Les propos tenus sur LCI constituent un jalon supplémentaire dans un processus plus large de stigmatisation médiatique des quartiers populaires et leurs populations postcoloniales. Leur caractère problématique tient surtout, à leur capacité à produire et stabiliser des catégories sociales qui structurent l’action publique.

En essentialisant une partie de la jeunesse, en inversant les responsabilités de la marginalité et en substituant aux analyses structurelles un récit sécuritaire simplificateur, ce discours contribue à fragiliser encore plus, la cohésion sociale.

Il confirme, également une tendance préoccupante.
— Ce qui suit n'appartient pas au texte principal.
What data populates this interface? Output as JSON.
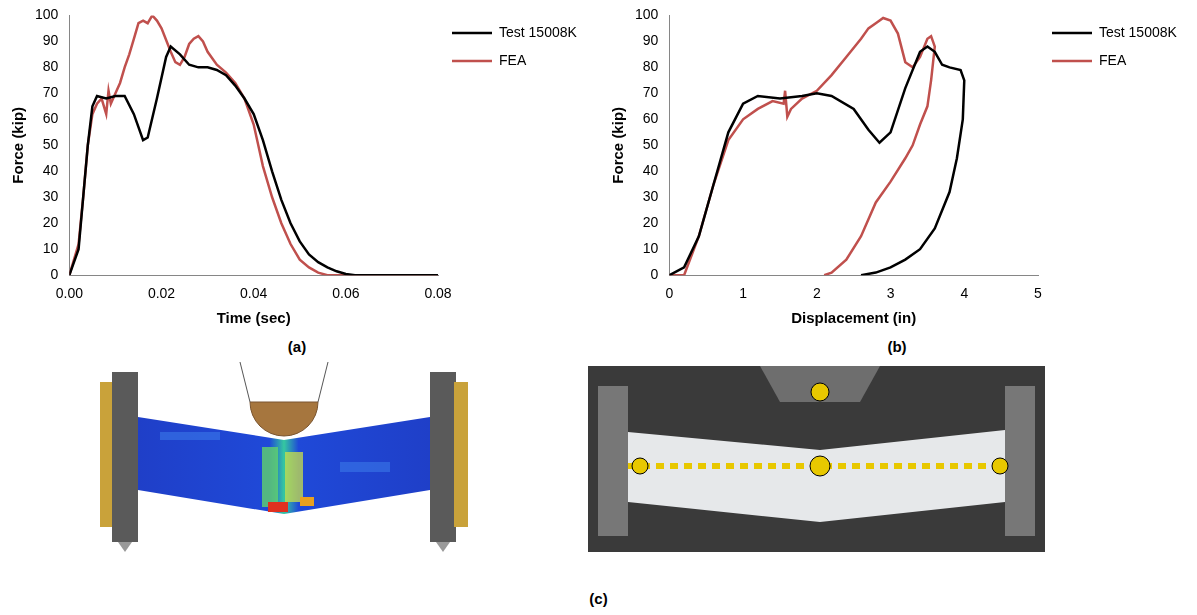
{
  "chart_data": [
    {
      "type": "line",
      "panel_label": "(a)",
      "x_label": "Time (sec)",
      "y_label": "Force (kip)",
      "xlim": [
        0,
        0.08
      ],
      "xticks": [
        {
          "value": 0,
          "label": "0.00"
        },
        0.02,
        0.04,
        0.06,
        0.08
      ],
      "ylim": [
        0,
        100
      ],
      "yticks": [
        0,
        10,
        20,
        30,
        40,
        50,
        60,
        70,
        80,
        90,
        100
      ],
      "grid": false,
      "legend": "right",
      "series": [
        {
          "name": "Test 15008K",
          "color": "#000000",
          "x": [
            0,
            0.002,
            0.003,
            0.004,
            0.005,
            0.006,
            0.008,
            0.01,
            0.012,
            0.014,
            0.016,
            0.017,
            0.019,
            0.021,
            0.022,
            0.024,
            0.026,
            0.028,
            0.03,
            0.032,
            0.034,
            0.036,
            0.038,
            0.04,
            0.042,
            0.044,
            0.046,
            0.048,
            0.05,
            0.052,
            0.054,
            0.056,
            0.058,
            0.06,
            0.062,
            0.08
          ],
          "values": [
            0,
            10,
            30,
            50,
            65,
            69,
            68,
            69,
            69,
            62,
            52,
            53,
            68,
            84,
            88,
            85,
            81,
            80,
            80,
            79,
            77,
            73,
            68,
            62,
            52,
            40,
            29,
            20,
            13,
            8,
            5,
            3,
            1.5,
            0.5,
            0,
            0
          ]
        },
        {
          "name": "FEA",
          "color": "#c0504d",
          "x": [
            0,
            0.002,
            0.003,
            0.004,
            0.005,
            0.006,
            0.007,
            0.0075,
            0.008,
            0.0085,
            0.009,
            0.01,
            0.011,
            0.012,
            0.013,
            0.014,
            0.015,
            0.016,
            0.017,
            0.018,
            0.019,
            0.02,
            0.022,
            0.023,
            0.024,
            0.025,
            0.026,
            0.027,
            0.028,
            0.029,
            0.03,
            0.032,
            0.034,
            0.036,
            0.038,
            0.04,
            0.041,
            0.042,
            0.044,
            0.046,
            0.048,
            0.05,
            0.052,
            0.054,
            0.056,
            0.08
          ],
          "values": [
            0,
            12,
            30,
            50,
            62,
            66,
            68,
            65,
            62,
            71,
            66,
            70,
            74,
            80,
            85,
            91,
            97,
            98,
            97,
            100,
            98,
            95,
            86,
            82,
            81,
            84,
            89,
            91,
            92,
            90,
            86,
            81,
            78,
            74,
            68,
            58,
            50,
            42,
            30,
            20,
            12,
            6,
            3,
            1,
            0,
            0
          ]
        }
      ]
    },
    {
      "type": "line",
      "panel_label": "(b)",
      "x_label": "Displacement (in)",
      "y_label": "Force (kip)",
      "xlim": [
        0,
        5
      ],
      "xticks": [
        0,
        1,
        2,
        3,
        4,
        5
      ],
      "ylim": [
        0,
        100
      ],
      "yticks": [
        0,
        10,
        20,
        30,
        40,
        50,
        60,
        70,
        80,
        90,
        100
      ],
      "grid": false,
      "legend": "right",
      "series": [
        {
          "name": "Test 15008K",
          "color": "#000000",
          "x": [
            0,
            0.2,
            0.4,
            0.6,
            0.8,
            1.0,
            1.2,
            1.5,
            1.8,
            2.0,
            2.2,
            2.5,
            2.7,
            2.85,
            3.0,
            3.2,
            3.4,
            3.5,
            3.6,
            3.7,
            3.8,
            3.95,
            4.0,
            3.98,
            3.9,
            3.8,
            3.6,
            3.4,
            3.2,
            3.0,
            2.8,
            2.6
          ],
          "values": [
            0,
            3,
            15,
            35,
            55,
            66,
            69,
            68,
            69,
            70,
            69,
            64,
            56,
            51,
            55,
            72,
            86,
            88,
            86,
            81,
            80,
            79,
            75,
            60,
            45,
            32,
            18,
            10,
            6,
            3,
            1,
            0
          ]
        },
        {
          "name": "FEA",
          "color": "#c0504d",
          "x": [
            0,
            0.2,
            0.4,
            0.6,
            0.8,
            1.0,
            1.2,
            1.4,
            1.55,
            1.57,
            1.6,
            1.65,
            1.8,
            2.0,
            2.2,
            2.4,
            2.6,
            2.7,
            2.8,
            2.9,
            3.0,
            3.1,
            3.2,
            3.3,
            3.4,
            3.5,
            3.55,
            3.6,
            3.55,
            3.5,
            3.4,
            3.3,
            3.2,
            3.0,
            2.8,
            2.6,
            2.4,
            2.2,
            2.1
          ],
          "values": [
            0,
            0,
            15,
            35,
            52,
            60,
            64,
            67,
            66,
            71,
            61,
            64,
            68,
            71,
            77,
            84,
            91,
            95,
            97,
            99,
            98,
            93,
            82,
            80,
            84,
            91,
            92,
            88,
            75,
            65,
            58,
            50,
            45,
            36,
            28,
            15,
            6,
            1,
            0
          ]
        }
      ]
    }
  ],
  "panel_c": {
    "label": "(c)"
  }
}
La libération de la parole raciste, qui ne se limite plus aux sphères de l’extrême droite, mais gagne désormais des espaces publics, médiatiques et même politiques. C'est ainsi, que des discours autrefois marginalisés sont normalisés.

Une telle conception n’est pas sans conséquences. Elle justifie des politiques discriminatoires, et exacerbe les fractures sociales. Elle réduit, par ailleurs, "l’universalité républicaine", si tant est qu'elle ait existé, au rang de slogan sans substance.

Enfin, je crois nécessaire de souligner, que la complicité du ce média face à ces propos révèle l’imposture de sa prétendue vocation démocratique. En l’absence de contradiction ou de contextualisation, l’espace médiatique cesse d’être un lieu de délibération pour devenir un vecteur de reproduction des hiérarchies sociales.

Dans ces conditions, je pense, que la critique n’est pas seulement nécessaire : elle est impérative.

Car, le risque est grand, qu'on s’achemine vers une fermeture autoritaire, portée par une politique assumée de surveillance, de tri social et d’exclusion.